- 2 titres alternatifs à cette critique :
- The Slagheap
- Ghazipur
- Contextualisation express :
- J'aime vraiment bien les singles de Blur, mais je trouve leurs albums indigestes.
- Gorillaz m'a toujours ennuyé, et les albums solo de Albarn... "sans commentaire", comme on dit en garde à vue.
- Damon Albarn m'intrigue et me parle depuis qu'il collabore avec des musicien.ne.s malien.ne.s : il a touché directement mon coeur de gauchiste.
- Pour moi son meilleur groupe est The Good, The Bad & The Queen (avis insignifiant mais totalement gratuit, prenez).
À sa sortie, The Mountain m'a à peine plus concaincu que Humanz (j'aime pas), et maladivement je me suis mis à l'écouter en boucle, pour me convaincre qu'il est super parce que au fond c'est la collaboration et valorisation de musicien.ne.s indien.ne.s que je trouve super et louable.
Je ne suis pas d'accord avec les critiques reprochant au groupe de ne pas se renouveler, je trouve au contraire que leur musique réussit à varier agréablement, dans les mélodies comme les orchestrations, grâce surtout à tous les featurings.
- La scène, la scène, la scène :
M'étant ainsi auto-convaincu que l'album est extra, j'ai bondi comme un chaton sur les places pour leur (seule ?) date française.
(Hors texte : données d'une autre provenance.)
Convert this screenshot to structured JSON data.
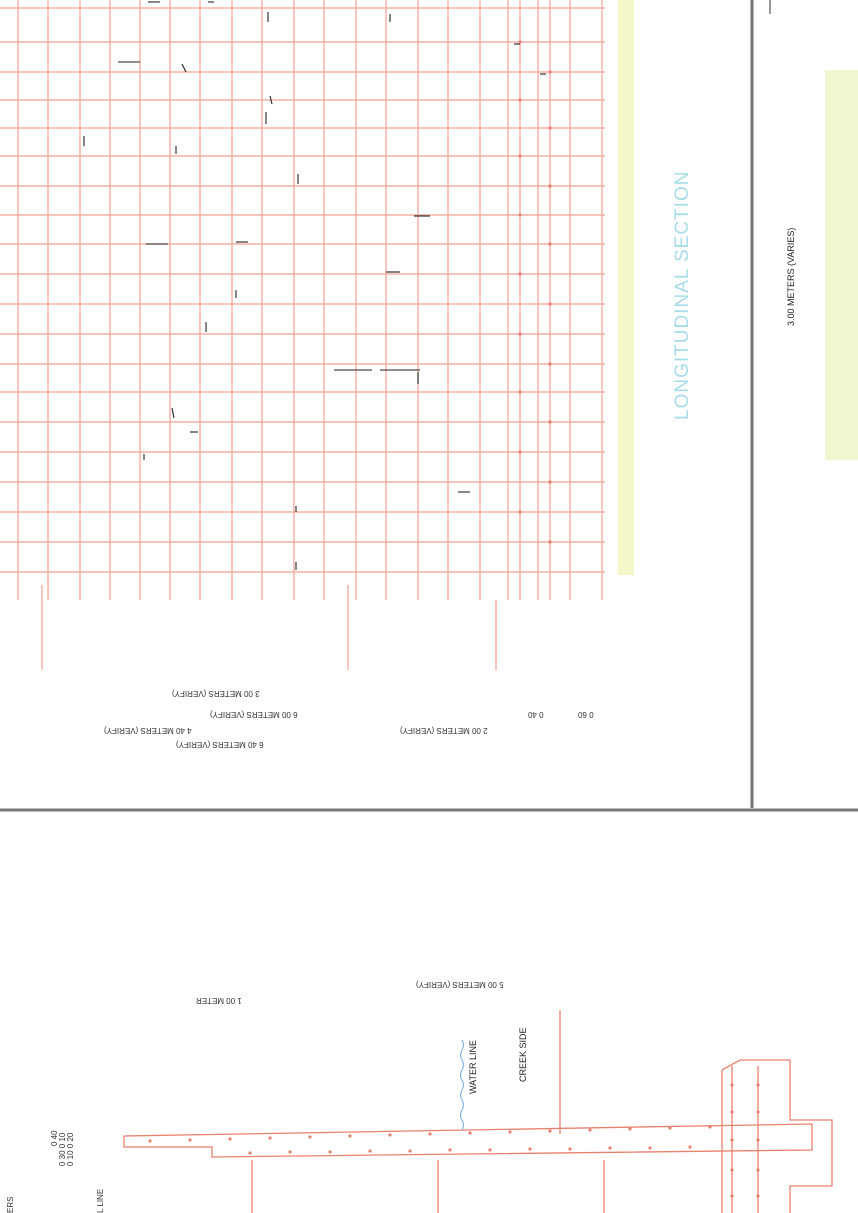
{
  "sheet": {
    "section_title": "LONGITUDINAL SECTION",
    "width_note": "3.00 METERS (VARIES)",
    "colors": {
      "rebar": "#e8826f",
      "grid": "#f2a190",
      "water": "#8ab4e0",
      "title": "#a7dde8",
      "highlight": "#f4f7c8",
      "frame": "#777777"
    }
  },
  "upper_dims": {
    "d1": "3 00 METERS (VERIFY)",
    "d2": "6 00 METERS (VERIFY)",
    "d3": "4 40 METERS (VERIFY)",
    "d4": "6 40 METERS (VERIFY)",
    "d5": "2 00 METERS (VERIFY)",
    "d6": "0 40",
    "d7": "0 60"
  },
  "lower": {
    "dim_1m": "1 00 METER",
    "dim_5m": "5 00 METERS (VERIFY)",
    "water_line": "WATER LINE",
    "creek_side": "CREEK SIDE",
    "edge_left": "ERS",
    "edge_line": "L LINE",
    "small_dims": [
      "0 40",
      "0 30 0 10",
      "0 10 0 20"
    ]
  }
}
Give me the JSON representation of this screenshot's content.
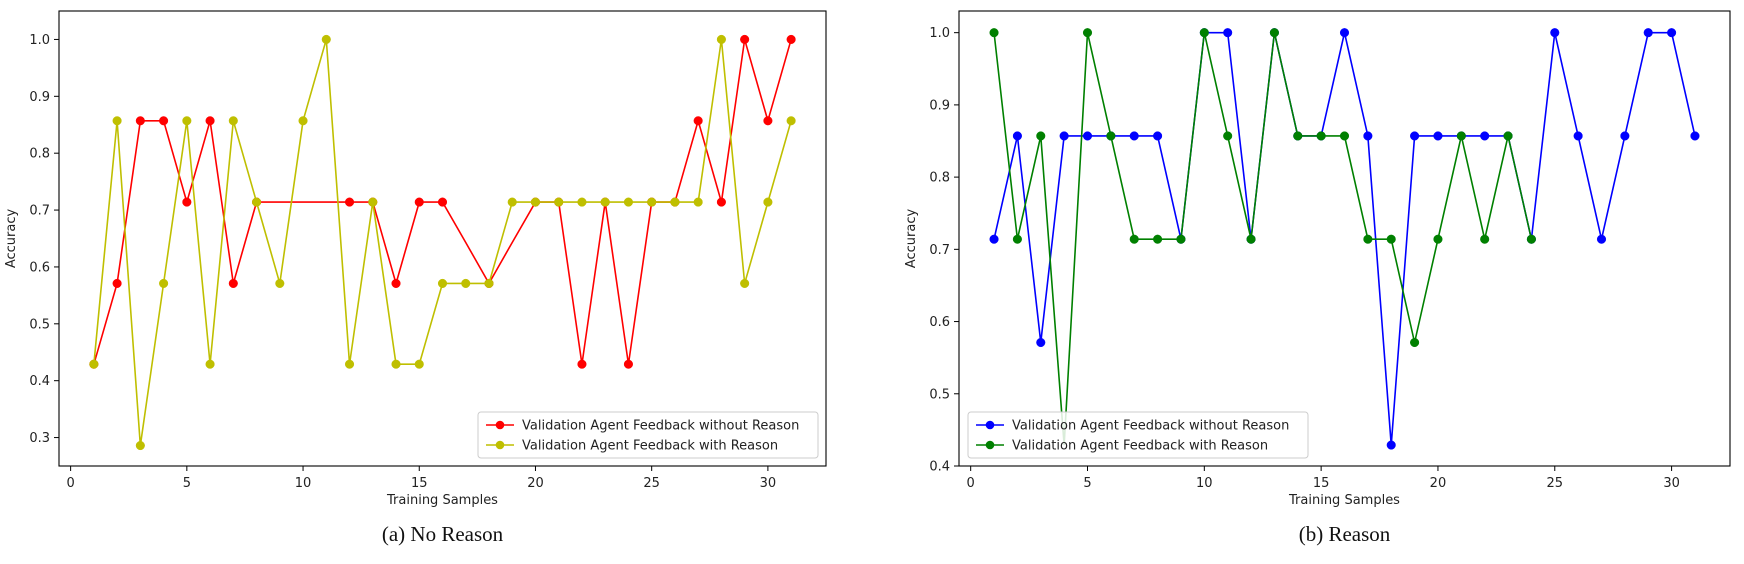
{
  "chart_data": [
    {
      "type": "line",
      "caption": "(a) No Reason",
      "xlabel": "Training Samples",
      "ylabel": "Accuracy",
      "xlim": [
        -0.5,
        32.5
      ],
      "ylim": [
        0.25,
        1.05
      ],
      "xticks": [
        0,
        5,
        10,
        15,
        20,
        25,
        30
      ],
      "yticks": [
        0.3,
        0.4,
        0.5,
        0.6,
        0.7,
        0.8,
        0.9,
        1.0
      ],
      "legend_position": "lower-right",
      "grid": false,
      "series": [
        {
          "name": "Validation Agent Feedback without Reason",
          "color": "#ff0000",
          "x": [
            1,
            2,
            3,
            4,
            5,
            6,
            7,
            8,
            9,
            10,
            11,
            12,
            13,
            14,
            15,
            16,
            17,
            18,
            19,
            20,
            21,
            22,
            23,
            24,
            25,
            26,
            27,
            28,
            29,
            30,
            31
          ],
          "y": [
            0.429,
            0.571,
            0.857,
            0.857,
            0.714,
            0.857,
            0.571,
            0.714,
            0.714,
            0.714,
            0.714,
            0.714,
            0.714,
            0.571,
            0.714,
            0.714,
            0.643,
            0.571,
            0.643,
            0.714,
            0.714,
            0.429,
            0.714,
            0.429,
            0.714,
            0.714,
            0.857,
            0.714,
            1.0,
            0.857,
            1.0
          ],
          "markers": [
            1,
            2,
            3,
            4,
            5,
            6,
            7,
            8,
            12,
            13,
            14,
            15,
            16,
            18,
            20,
            21,
            22,
            23,
            24,
            25,
            26,
            27,
            28,
            29,
            30,
            31
          ]
        },
        {
          "name": "Validation Agent Feedback with Reason",
          "color": "#bfbf00",
          "x": [
            1,
            2,
            3,
            4,
            5,
            6,
            7,
            8,
            9,
            10,
            11,
            12,
            13,
            14,
            15,
            16,
            17,
            18,
            19,
            20,
            21,
            22,
            23,
            24,
            25,
            26,
            27,
            28,
            29,
            30,
            31
          ],
          "y": [
            0.429,
            0.857,
            0.286,
            0.571,
            0.857,
            0.429,
            0.857,
            0.714,
            0.571,
            0.857,
            1.0,
            0.429,
            0.714,
            0.429,
            0.429,
            0.571,
            0.571,
            0.571,
            0.714,
            0.714,
            0.714,
            0.714,
            0.714,
            0.714,
            0.714,
            0.714,
            0.714,
            1.0,
            0.571,
            0.714,
            0.857
          ],
          "markers": [
            1,
            2,
            3,
            4,
            5,
            6,
            7,
            8,
            9,
            10,
            11,
            12,
            13,
            14,
            15,
            16,
            17,
            18,
            19,
            20,
            21,
            22,
            23,
            24,
            25,
            26,
            27,
            28,
            29,
            30,
            31
          ]
        }
      ]
    },
    {
      "type": "line",
      "caption": "(b) Reason",
      "xlabel": "Training Samples",
      "ylabel": "Accuracy",
      "xlim": [
        -0.5,
        32.5
      ],
      "ylim": [
        0.4,
        1.03
      ],
      "xticks": [
        0,
        5,
        10,
        15,
        20,
        25,
        30
      ],
      "yticks": [
        0.4,
        0.5,
        0.6,
        0.7,
        0.8,
        0.9,
        1.0
      ],
      "legend_position": "lower-left",
      "grid": false,
      "series": [
        {
          "name": "Validation Agent Feedback without Reason",
          "color": "#0000ff",
          "x": [
            1,
            2,
            3,
            4,
            5,
            6,
            7,
            8,
            9,
            10,
            11,
            12,
            13,
            14,
            15,
            16,
            17,
            18,
            19,
            20,
            21,
            22,
            23,
            24,
            25,
            26,
            27,
            28,
            29,
            30,
            31
          ],
          "y": [
            0.714,
            0.857,
            0.571,
            0.857,
            0.857,
            0.857,
            0.857,
            0.857,
            0.714,
            1.0,
            1.0,
            0.714,
            1.0,
            0.857,
            0.857,
            1.0,
            0.857,
            0.429,
            0.857,
            0.857,
            0.857,
            0.857,
            0.857,
            0.714,
            1.0,
            0.857,
            0.714,
            0.857,
            1.0,
            1.0,
            0.857
          ],
          "markers": [
            1,
            2,
            3,
            4,
            5,
            6,
            7,
            8,
            9,
            10,
            11,
            12,
            13,
            14,
            15,
            16,
            17,
            18,
            19,
            20,
            21,
            22,
            23,
            24,
            25,
            26,
            27,
            28,
            29,
            30,
            31
          ]
        },
        {
          "name": "Validation Agent Feedback with Reason",
          "color": "#008000",
          "x": [
            1,
            2,
            3,
            4,
            5,
            6,
            7,
            8,
            9,
            10,
            11,
            12,
            13,
            14,
            15,
            16,
            17,
            18,
            19,
            20,
            21,
            22,
            23,
            24
          ],
          "y": [
            1.0,
            0.714,
            0.857,
            0.429,
            1.0,
            0.857,
            0.714,
            0.714,
            0.714,
            1.0,
            0.857,
            0.714,
            1.0,
            0.857,
            0.857,
            0.857,
            0.714,
            0.714,
            0.571,
            0.714,
            0.857,
            0.714,
            0.857,
            0.714
          ],
          "markers": [
            1,
            2,
            3,
            5,
            6,
            7,
            8,
            9,
            10,
            11,
            12,
            13,
            14,
            15,
            16,
            17,
            18,
            19,
            20,
            21,
            22,
            23,
            24
          ]
        }
      ]
    }
  ]
}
Et j'ai ressenti le temps nécessaire au lait pour tourner. Un concert comme un film, quand j'aime pas, ça m'est interminable - et ce soir-là, impossible de partir avant la fin tellement y avait de monde.
Damon Albarn, pour commencer, manque d'énergie - euphémisme. Il est incapable d'entraîner le public (le dernier rappeur l'a affiché méchant). Si j'étais mauvaise langue, je dirais même qu'il tirait la gueule, en plus de chanter avec l'élocution et l'approximation rythmique d'une personne beurrée (ou d'une tartine avinée ?).
Avec une setlist best-of qui pulvérise absolument toute possibilité de cohérence de ce projet ! Incompréhensible, pour moi.
Du coup je m'interroge sur la valeur de ses "engagements", à ce chanteur-leader.
Pour l'anecdote, il avait un pin's Che Guevera sur son bob. Eh oui, ce genre de personnes qui dépensent leur argent dans des accessoires inscrits "Fuck le capitalisme" sans voir où se trouve la contradiction. Un engagement de coin de vitrine, quoi.
Et je pense que Damon Albarn, au final, est un narcissiste compulsif, et alors je m'en désintéresse tout à fait.
Compulsif parce qu'il a l'air de passer son temps à jouer de la musique et à sortir des nouveaux morceaux, souvent au détriment de la qualité. Il cumule, cumule... cumule.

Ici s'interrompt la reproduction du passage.